Gold: What is its economic significance, and what factors control its prices
It’s always like gold is of great importance to humans from the past. Besides its use in jewelry and decoration, that precious metal is the wealth individuals and States depend on and is of great importance to the economy. It has a global price exchange that changes every day. What is the economic importance of gold, and what are the most visible factors that lead to its rising or falling prices?
Gold has long been a significant element in the global monetary system. In 550 B.C., the first gold coins were made on the orders of Crusas, King of Lydia (currently in Turkey). Gold was used for currency manufacture in many countries before the conversion to paper currency.
But even those coins maintained a strong connection with gold through what is known as the rule of gold: a monetary system based on using gold as a base or criterion for determining the value of a nation’s paper currency by linking it to a fixed amount of gold. Local currencies were freely converted into a specified quantity of gold after a fixed price had been adopted to sell and purchase gold.
Under that rule, anyone could provide paper coins to the government and demand the equivalent of gold for them.
Britain invented the gold rule in 1821. Before that, silver was the world’s main monetary metal. About 50 years later, in the 1970s, that system was adopted by many other countries, such as France, Germany, the United States, and others. One reason for the proliferation of North America was the discovery of large amounts of gold, which made that precious metal highly available. Under that rule, unlimited quantities of gold were sold and purchased.

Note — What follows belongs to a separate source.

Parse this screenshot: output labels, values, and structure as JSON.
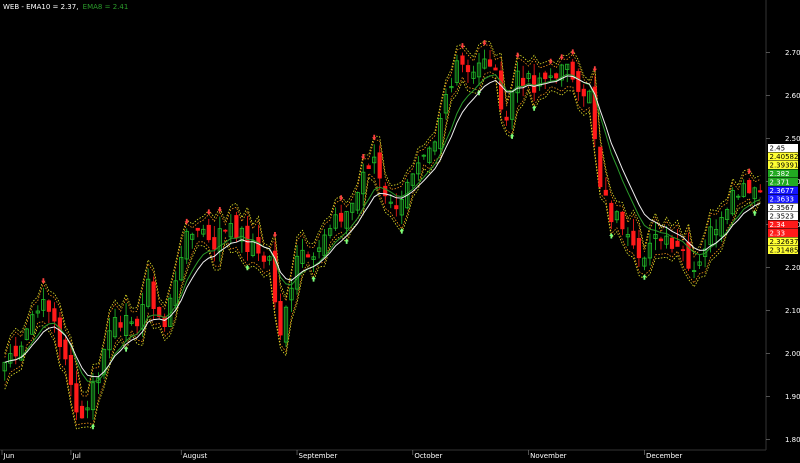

It continued until the outbreak of the First World War in 1914. That war had seen a return to paper coins that could not be converted to gold, and most countries had imposed restrictions on exports of yellow metal. Although the gold base was briefly restored, it collapsed during what was known as the Great Depression in the 1930s. The gold base was partially restored in some countries shortly after the end of World War II. Still, another system, the “stabilization” system, has gradually begun to replace it, with the United States deciding to set a lower dollar price for gold used by international central banks for sale and purchase.
In 1971, the decline in the United States gold reserve and the high balance-of-payments deficit led to a decision to abolish the gold rule. Since then, the international monetary system has depended on the dollar and other paper currencies.